Just like tropes can be the springboard and foundation for unique storylines, though, they can do the same for a meet cute. Here are some of the most popular types of romantic meet cutes.
LOVE AT FIRST SIGHT
Perhaps the most classic meet cute is when the two characters have an instant connection. This doesn’t necessarily refer to insta-love (though some stories take it that route), it’s more about the characters feeling an attraction to each other from the moment they meet.
External factors (or even internal conflict) then serve to keep the characters apart despite their mutual desire for each other.
ENEMIES AT FIRST SIGHT
The other end of the spectrum is to have the characters hate each other when they first meet. This is always fun because you get conflict right from the get-go and get to follow the journey of how these two characters find their way to each other.

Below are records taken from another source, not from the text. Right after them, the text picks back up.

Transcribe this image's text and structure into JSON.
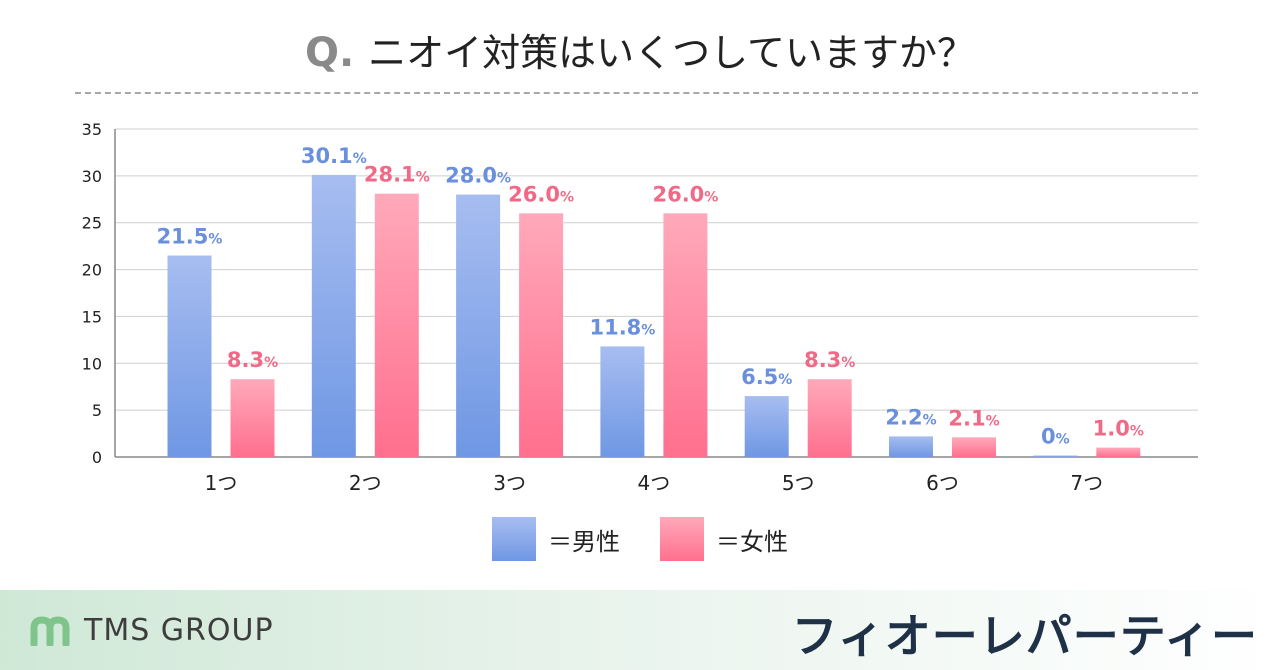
{
  "title": {
    "q": "Q.",
    "text": "ニオイ対策はいくつしていますか？"
  },
  "chart_data": {
    "type": "bar",
    "categories": [
      "1つ",
      "2つ",
      "3つ",
      "4つ",
      "5つ",
      "6つ",
      "7つ"
    ],
    "series": [
      {
        "name": "＝男性",
        "values": [
          21.5,
          30.1,
          28.0,
          11.8,
          6.5,
          2.2,
          0
        ],
        "labels": [
          "21.5",
          "30.1",
          "28.0",
          "11.8",
          "6.5",
          "2.2",
          "0"
        ],
        "color": "#6f97e4",
        "label_color": "#6a8fdc"
      },
      {
        "name": "＝女性",
        "values": [
          8.3,
          28.1,
          26.0,
          26.0,
          8.3,
          2.1,
          1.0
        ],
        "labels": [
          "8.3",
          "28.1",
          "26.0",
          "26.0",
          "8.3",
          "2.1",
          "1.0"
        ],
        "color": "#ff6f8e",
        "label_color": "#f06a87"
      }
    ],
    "unit_suffix": "%",
    "yticks": [
      0,
      5,
      10,
      15,
      20,
      25,
      30,
      35
    ],
    "ylim": [
      0,
      35
    ],
    "grid": true,
    "legend_position": "bottom"
  },
  "legend": {
    "male": "＝男性",
    "female": "＝女性"
  },
  "footer": {
    "group_logo_text": "TMS GROUP",
    "brand_name": "フィオーレパーティー"
  }
}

In this case, they’re usually forced to spend time together despite their distaste for one another, and in the process, love unexpectedly (at least to them) gradually develops.
Of course, you can’t forget the unrequited love scenarios. One character falls for the other or at least has an attraction, but the other isn’t interested yet for some reason or another.
This is common in stories where one of the characters is in a relationship, one is famous or in a higher class and isn’t aware of the other, one sees the other as an enemy, or one has been overlooked because they’re not the other’s type.
THE AWKWARD MEETING
Sometimes, characters won’t even realize they’ve just met a love interest because the entire scenario was embarrassing, uncomfortable, or stressful. There’s something endearing and relatable about this, as long as the audience knows that’s where it’s going. As the reader, it can feel like you’re a friend that’s looking on and sensing the potential before the characters do.
This is a popular trope for romantic comedies. However, be careful not to cross the line into making the reader uncomfortable. It should be awkward in a fun, charming way or a dramatic way, not in a cringe-y way.
Think outside the box
There is nothing wrong with using tropes that you love, but there’s a difference between tropes and cliches. The latter is what you want to avoid at all costs.
Think about how you can make your character’s meeting unique. It should be as personal to them as any other part of their story, unique to the reader, and a special memory that will always be tied to these two particular characters and their love story.
If you do want to use a cliched meeting, how can you turn it on its head? What can you do to give it an unexpected twist?
Set up the story, characters & conflict
The best meetings between characters are the ones that give you insight into how these characters are going to have a ripple effect on each other’s lives. What tips the reader (and maybe the characters) off that they’re witnessing a life-changing moment?
Make sure the scene isn’t isolated from the rest of the story. It should lay the groundwork for the story, show who these two characters are, and set up the conflict that will complicate their love story.
It’s a tall order but when you hit all of these things, you’ll have a magical meet cute on your hands!
Do your research
Become a student of meet cutes and take notes on your favorites and least favorites in other works. Create your own notebook of case studies to determine what made the ones you loved so powerful and the ones you disliked fall flat.
What are the common elements between them? What made them stick with you and make you feel something? You may also be inspired by one of them for your own work, giving you the starting idea for a unique meet cute between your characters.